Kathmandu (AsiaNews) - More than 400,000 devotees have visited the temple of Pashupati for the Hindu festival of Maha Shivaratri, the first festival celebrated in the new secular era of the Federal Democratic Republic, inaugurated on May 28 of last year. Head of state Ram Baran Yadav took part in the ceremonies, and made the traditional votive offering of the puja in the presence of the monks and pilgrims.

Many of the devotees who came to the place of worship, dedicated to Shiva, "lord of cattle," and situated in Deopatan, three kilometers from Kathmandu, were from Nepal, but the local authorities report that more than 100,000 of the Hindus were of Indian nationality, and several thousand of the faithful were from other countries in southern Asia.
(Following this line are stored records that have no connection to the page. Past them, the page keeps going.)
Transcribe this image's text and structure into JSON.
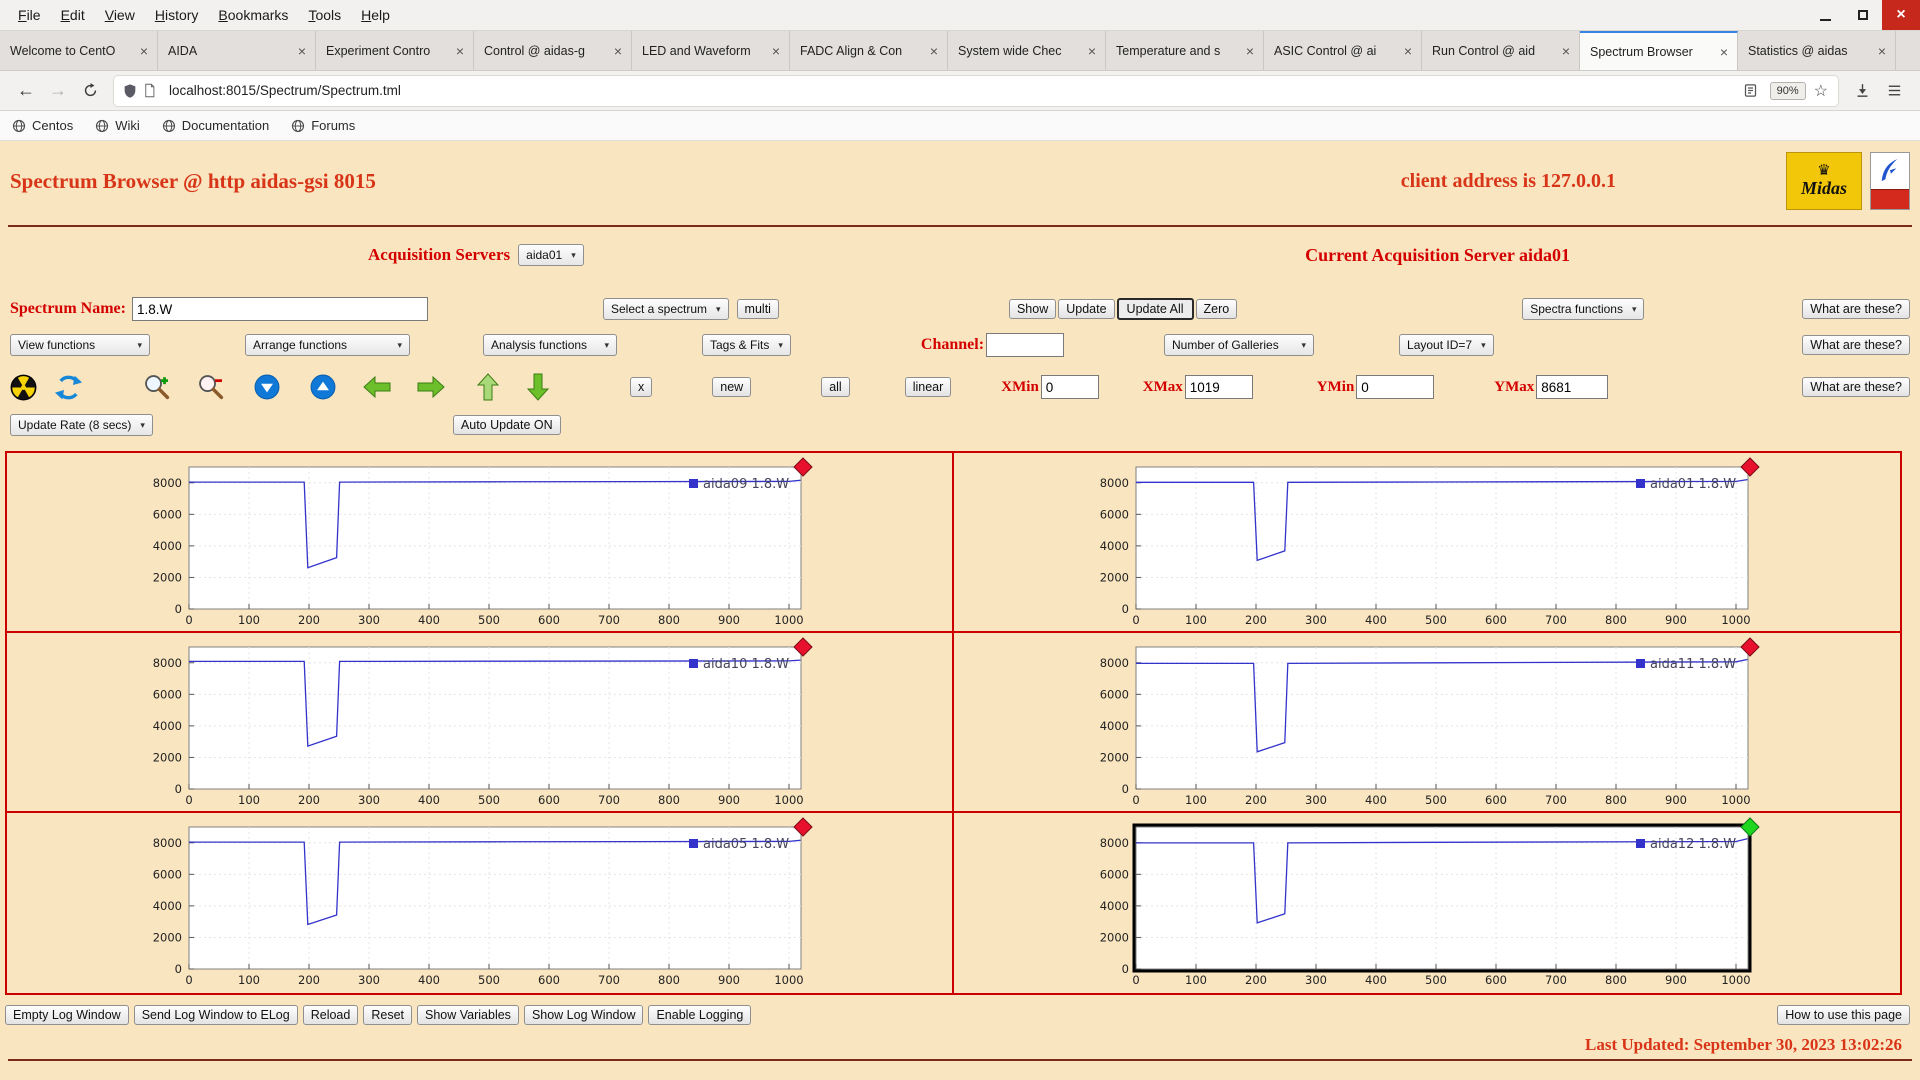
{
  "colors": {
    "accent_red": "#d40000",
    "page_bg": "#f9e5c0",
    "plot_line": "#3333cc",
    "marker_red": "#e8112d",
    "marker_green": "#1fd61f",
    "grid_red": "#cc0000"
  },
  "icons": {
    "caret": "▾",
    "close": "×",
    "back": "←",
    "forward": "→",
    "star": "☆",
    "crown": "♛"
  },
  "browser": {
    "menus": [
      "File",
      "Edit",
      "View",
      "History",
      "Bookmarks",
      "Tools",
      "Help"
    ],
    "tabs": [
      {
        "label": "Welcome to CentO",
        "active": false
      },
      {
        "label": "AIDA",
        "active": false
      },
      {
        "label": "Experiment Contro",
        "active": false
      },
      {
        "label": "Control @ aidas-g",
        "active": false
      },
      {
        "label": "LED and Waveform",
        "active": false
      },
      {
        "label": "FADC Align & Con",
        "active": false
      },
      {
        "label": "System wide Chec",
        "active": false
      },
      {
        "label": "Temperature and s",
        "active": false
      },
      {
        "label": "ASIC Control @ ai",
        "active": false
      },
      {
        "label": "Run Control @ aid",
        "active": false
      },
      {
        "label": "Spectrum Browser",
        "active": true
      },
      {
        "label": "Statistics @ aidas",
        "active": false
      }
    ],
    "url": "localhost:8015/Spectrum/Spectrum.tml",
    "zoom_badge": "90%",
    "bookmarks": [
      "Centos",
      "Wiki",
      "Documentation",
      "Forums"
    ]
  },
  "header": {
    "title": "Spectrum Browser @ http aidas-gsi 8015",
    "client_address": "client address is 127.0.0.1",
    "midas_logo_text": "Midas"
  },
  "server_row": {
    "label": "Acquisition Servers",
    "selected": "aida01",
    "current": "Current Acquisition Server aida01"
  },
  "common": {
    "what_are_these": "What are these?"
  },
  "spectrum_row": {
    "name_label": "Spectrum Name:",
    "name_value": "1.8.W",
    "select_spectrum": "Select a spectrum",
    "multi": "multi",
    "show": "Show",
    "update": "Update",
    "update_all": "Update All",
    "zero": "Zero",
    "spectra_functions": "Spectra functions"
  },
  "functions_row": {
    "view_functions": "View functions",
    "arrange_functions": "Arrange functions",
    "analysis_functions": "Analysis functions",
    "tags_fits": "Tags & Fits",
    "channel_label": "Channel:",
    "channel_value": "",
    "galleries": "Number of Galleries",
    "layout": "Layout ID=7"
  },
  "tools_row": {
    "x": "x",
    "new": "new",
    "all": "all",
    "linear": "linear",
    "xmin_label": "XMin",
    "xmin": "0",
    "xmax_label": "XMax",
    "xmax": "1019",
    "ymin_label": "YMin",
    "ymin": "0",
    "ymax_label": "YMax",
    "ymax": "8681"
  },
  "update_row": {
    "update_rate": "Update Rate (8 secs)",
    "auto_update": "Auto Update ON"
  },
  "footer": {
    "buttons": [
      "Empty Log Window",
      "Send Log Window to ELog",
      "Reload",
      "Reset",
      "Show Variables",
      "Show Log Window",
      "Enable Logging"
    ],
    "help": "How to use this page",
    "last_updated": "Last Updated: September 30, 2023 13:02:26"
  },
  "chart_data": [
    {
      "type": "line",
      "legend": "aida09 1.8.W",
      "marker": "red",
      "highlighted": false,
      "line_color": "#3333cc",
      "title": "",
      "xlabel": "",
      "ylabel": "",
      "x": [
        0,
        192,
        198,
        246,
        251,
        500,
        1000,
        1019
      ],
      "y": [
        8040,
        8040,
        2620,
        3260,
        8040,
        8060,
        8090,
        8160
      ],
      "xlim": [
        0,
        1020
      ],
      "ylim": [
        0,
        9000
      ],
      "xticks": [
        0,
        100,
        200,
        300,
        400,
        500,
        600,
        700,
        800,
        900,
        1000
      ],
      "yticks": [
        0,
        2000,
        4000,
        6000,
        8000
      ]
    },
    {
      "type": "line",
      "legend": "aida01 1.8.W",
      "marker": "red",
      "highlighted": false,
      "line_color": "#3333cc",
      "title": "",
      "xlabel": "",
      "ylabel": "",
      "x": [
        0,
        196,
        202,
        248,
        253,
        500,
        1000,
        1019
      ],
      "y": [
        8030,
        8030,
        3080,
        3680,
        8030,
        8050,
        8090,
        8200
      ],
      "xlim": [
        0,
        1020
      ],
      "ylim": [
        0,
        9000
      ],
      "xticks": [
        0,
        100,
        200,
        300,
        400,
        500,
        600,
        700,
        800,
        900,
        1000
      ],
      "yticks": [
        0,
        2000,
        4000,
        6000,
        8000
      ]
    },
    {
      "type": "line",
      "legend": "aida10 1.8.W",
      "marker": "red",
      "highlighted": false,
      "line_color": "#3333cc",
      "title": "",
      "xlabel": "",
      "ylabel": "",
      "x": [
        0,
        192,
        198,
        246,
        251,
        500,
        1000,
        1019
      ],
      "y": [
        8090,
        8090,
        2720,
        3340,
        8090,
        8100,
        8120,
        8170
      ],
      "xlim": [
        0,
        1020
      ],
      "ylim": [
        0,
        9000
      ],
      "xticks": [
        0,
        100,
        200,
        300,
        400,
        500,
        600,
        700,
        800,
        900,
        1000
      ],
      "yticks": [
        0,
        2000,
        4000,
        6000,
        8000
      ]
    },
    {
      "type": "line",
      "legend": "aida11 1.8.W",
      "marker": "red",
      "highlighted": false,
      "line_color": "#3333cc",
      "title": "",
      "xlabel": "",
      "ylabel": "",
      "x": [
        0,
        196,
        202,
        248,
        253,
        500,
        1000,
        1019
      ],
      "y": [
        7960,
        7960,
        2360,
        2940,
        7960,
        8000,
        8060,
        8210
      ],
      "xlim": [
        0,
        1020
      ],
      "ylim": [
        0,
        9000
      ],
      "xticks": [
        0,
        100,
        200,
        300,
        400,
        500,
        600,
        700,
        800,
        900,
        1000
      ],
      "yticks": [
        0,
        2000,
        4000,
        6000,
        8000
      ]
    },
    {
      "type": "line",
      "legend": "aida05 1.8.W",
      "marker": "red",
      "highlighted": false,
      "line_color": "#3333cc",
      "title": "",
      "xlabel": "",
      "ylabel": "",
      "x": [
        0,
        192,
        198,
        246,
        251,
        500,
        1000,
        1019
      ],
      "y": [
        8040,
        8040,
        2820,
        3420,
        8040,
        8060,
        8090,
        8160
      ],
      "xlim": [
        0,
        1020
      ],
      "ylim": [
        0,
        9000
      ],
      "xticks": [
        0,
        100,
        200,
        300,
        400,
        500,
        600,
        700,
        800,
        900,
        1000
      ],
      "yticks": [
        0,
        2000,
        4000,
        6000,
        8000
      ]
    },
    {
      "type": "line",
      "legend": "aida12 1.8.W",
      "marker": "green",
      "highlighted": true,
      "line_color": "#3333cc",
      "title": "",
      "xlabel": "",
      "ylabel": "",
      "x": [
        0,
        196,
        202,
        248,
        253,
        500,
        1000,
        1019
      ],
      "y": [
        7990,
        7990,
        2920,
        3500,
        7990,
        8030,
        8080,
        8260
      ],
      "xlim": [
        0,
        1020
      ],
      "ylim": [
        0,
        9000
      ],
      "xticks": [
        0,
        100,
        200,
        300,
        400,
        500,
        600,
        700,
        800,
        900,
        1000
      ],
      "yticks": [
        0,
        2000,
        4000,
        6000,
        8000
      ]
    }
  ]
}
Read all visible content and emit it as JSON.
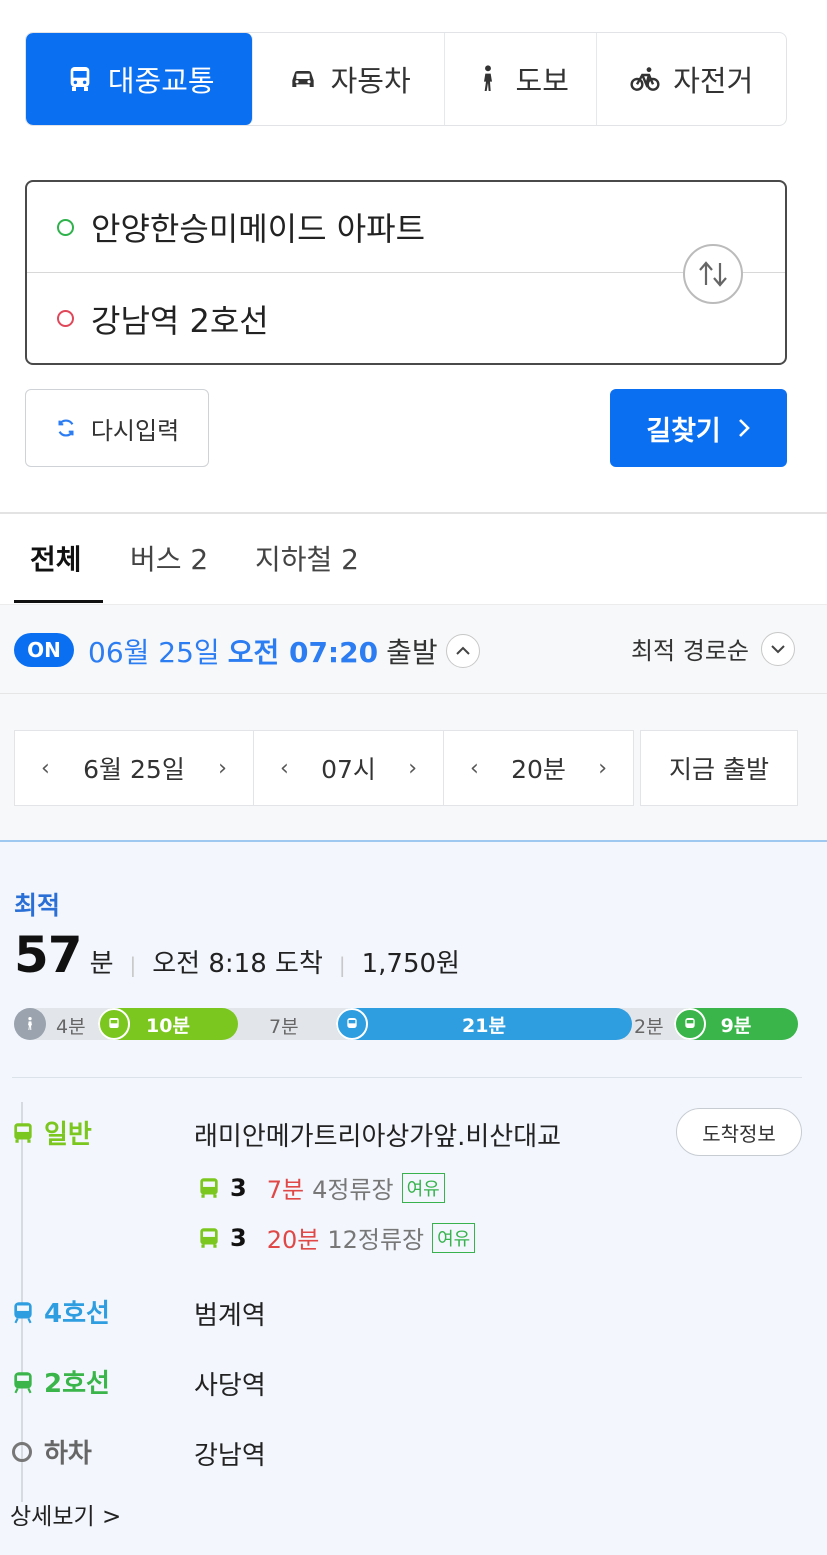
{
  "modes": [
    {
      "label": "대중교통",
      "icon": "bus-icon",
      "active": true
    },
    {
      "label": "자동차",
      "icon": "car-icon",
      "active": false
    },
    {
      "label": "도보",
      "icon": "walk-icon",
      "active": false
    },
    {
      "label": "자전거",
      "icon": "bike-icon",
      "active": false
    }
  ],
  "route": {
    "origin": "안양한승미메이드 아파트",
    "destination": "강남역 2호선"
  },
  "actions": {
    "reset_label": "다시입력",
    "search_label": "길찾기"
  },
  "filter_tabs": [
    "전체",
    "버스 2",
    "지하철 2"
  ],
  "departure": {
    "badge": "ON",
    "date": "06월 25일",
    "ampm_time": "오전 07:20",
    "suffix": "출발",
    "sort": "최적 경로순"
  },
  "pickers": {
    "date": "6월 25일",
    "hour": "07시",
    "minute": "20분",
    "now": "지금 출발"
  },
  "result": {
    "tag": "최적",
    "total_min": "57",
    "total_unit": "분",
    "arrival": "오전 8:18 도착",
    "fare": "1,750원",
    "timeline": [
      {
        "type": "walk",
        "label": "4분"
      },
      {
        "type": "bus",
        "label": "10분",
        "color": "#7cc71f"
      },
      {
        "type": "walk",
        "label": "7분"
      },
      {
        "type": "subway4",
        "label": "21분",
        "color": "#2f9ee0"
      },
      {
        "type": "walk",
        "label": "2분"
      },
      {
        "type": "subway2",
        "label": "9분",
        "color": "#39b54a"
      }
    ],
    "steps": [
      {
        "mode": "일반",
        "color": "#7cc71f",
        "name": "래미안메가트리아상가앞.비산대교"
      },
      {
        "mode": "4호선",
        "color": "#2f9ee0",
        "name": "범계역"
      },
      {
        "mode": "2호선",
        "color": "#39b54a",
        "name": "사당역"
      },
      {
        "mode": "하차",
        "color": "#666666",
        "name": "강남역"
      }
    ],
    "arrive_info": "도착정보",
    "buses": [
      {
        "no": "3",
        "min": "7분",
        "stops": "4정류장",
        "crowd": "여유"
      },
      {
        "no": "3",
        "min": "20분",
        "stops": "12정류장",
        "crowd": "여유"
      }
    ],
    "detail": "상세보기 >"
  },
  "colors": {
    "accent": "#0b6ff2",
    "bus_green": "#7cc71f",
    "line4": "#2f9ee0",
    "line2": "#39b54a",
    "late_red": "#e04848"
  }
}
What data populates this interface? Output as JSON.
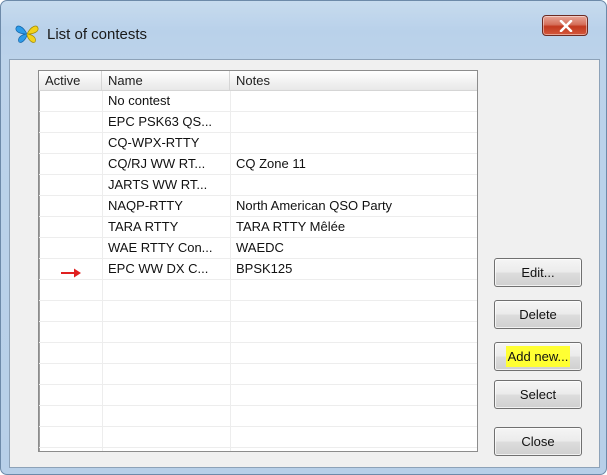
{
  "window": {
    "title": "List of contests",
    "icon": "butterfly-icon",
    "close_icon": "close-icon"
  },
  "list": {
    "columns": [
      "Active",
      "Name",
      "Notes"
    ],
    "rows": [
      {
        "active": "",
        "name": "No contest",
        "notes": ""
      },
      {
        "active": "",
        "name": "EPC PSK63 QS...",
        "notes": ""
      },
      {
        "active": "",
        "name": "CQ-WPX-RTTY",
        "notes": ""
      },
      {
        "active": "",
        "name": "CQ/RJ WW RT...",
        "notes": "CQ Zone 11"
      },
      {
        "active": "",
        "name": "JARTS WW RT...",
        "notes": ""
      },
      {
        "active": "",
        "name": "NAQP-RTTY",
        "notes": "North American QSO Party"
      },
      {
        "active": "",
        "name": "TARA RTTY",
        "notes": "TARA RTTY Mêlée"
      },
      {
        "active": "",
        "name": "WAE RTTY Con...",
        "notes": "WAEDC"
      },
      {
        "active": "arrow-icon",
        "name": "EPC WW DX C...",
        "notes": "BPSK125"
      }
    ],
    "empty_rows": 8
  },
  "buttons": {
    "edit": "Edit...",
    "delete": "Delete",
    "add_new": "Add new...",
    "select": "Select",
    "close": "Close"
  },
  "colors": {
    "highlight": "#ffff33",
    "arrow": "#e02020",
    "close_button": "#c9452b"
  }
}
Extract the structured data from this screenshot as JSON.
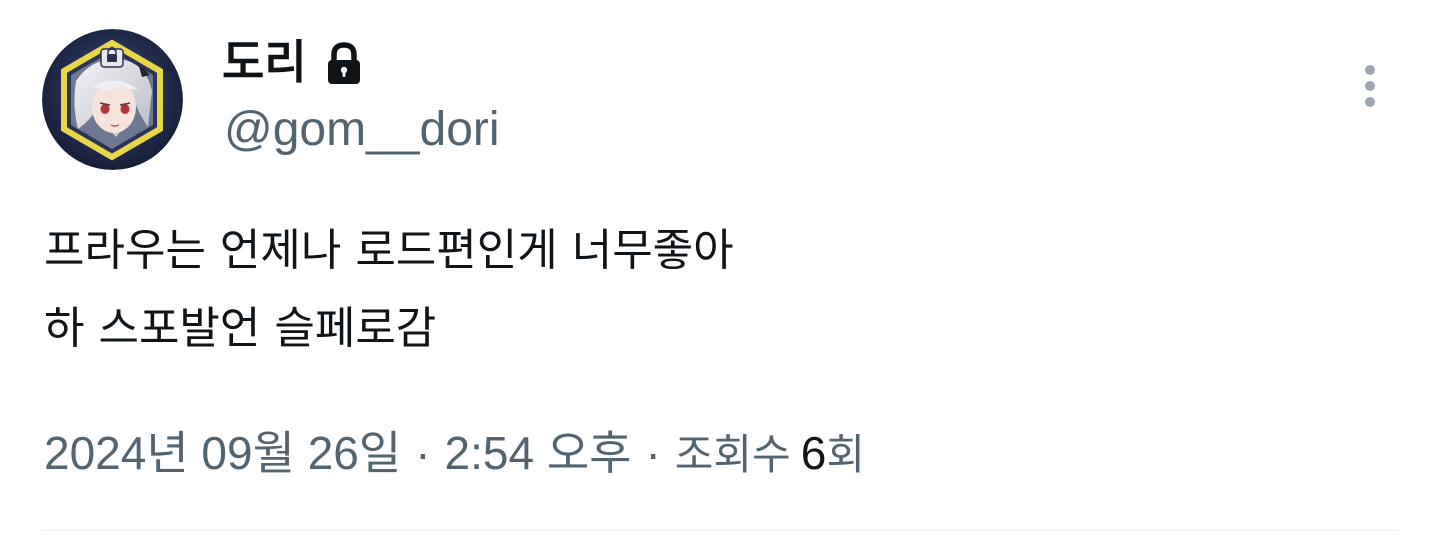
{
  "author": {
    "display_name": "도리",
    "handle": "@gom__dori",
    "avatar": "avatar-anime-portrait",
    "protected_icon": "lock-icon"
  },
  "more_menu_icon": "more-vertical-icon",
  "tweet": {
    "lines": [
      "프라우는 언제나 로드편인게 너무좋아",
      "하 스포발언 슬페로감"
    ]
  },
  "meta": {
    "date": "2024년 09월 26일",
    "separator": "·",
    "time": "2:54 오후",
    "views_label": "조회수",
    "views_count": "6",
    "views_suffix": "회"
  },
  "colors": {
    "text_primary": "#0f1419",
    "text_secondary": "#536471",
    "divider": "#eff3f4",
    "avatar_frame": "#e8d54a"
  }
}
An extensive deployment of security forces (more than 3,000 men) was provided by the Pashupatinath Area Development Trust (PADT) to guarantee an orderly circulation of pilgrims and prevent disturbances. At the beginning of the new year, the temple of Pashupati was the site of rioting against the government by faithful and monks. The Maoist government had given Nepalese monks control over the place of worship, violating a centuries-old tradition that entrusted this responsibility to the bhandari, monks of Indian origin.

In order to guarantee good results for the festival, the PADT had decided to ban the use of marijuana, consumption of which was permitted for the gurus; to eliminate the preferential corridors of access to the temple for the VIP's; and to guarantee for the faithful a maximum wait of 50 minutes in line.

In spite of these measures, many pilgrims complained about the length of the wait, and about the pollution of the river that is used for making the offering to Shiva. There is still a great deal of outrage among the devotees, especially those of Indian origin, over the intrusion of government into the affairs of the monks in charge of Pashupati. Former prime minister Girija Prasad Koirala also warned the Maoist government against "attacking religious tradition and freedom."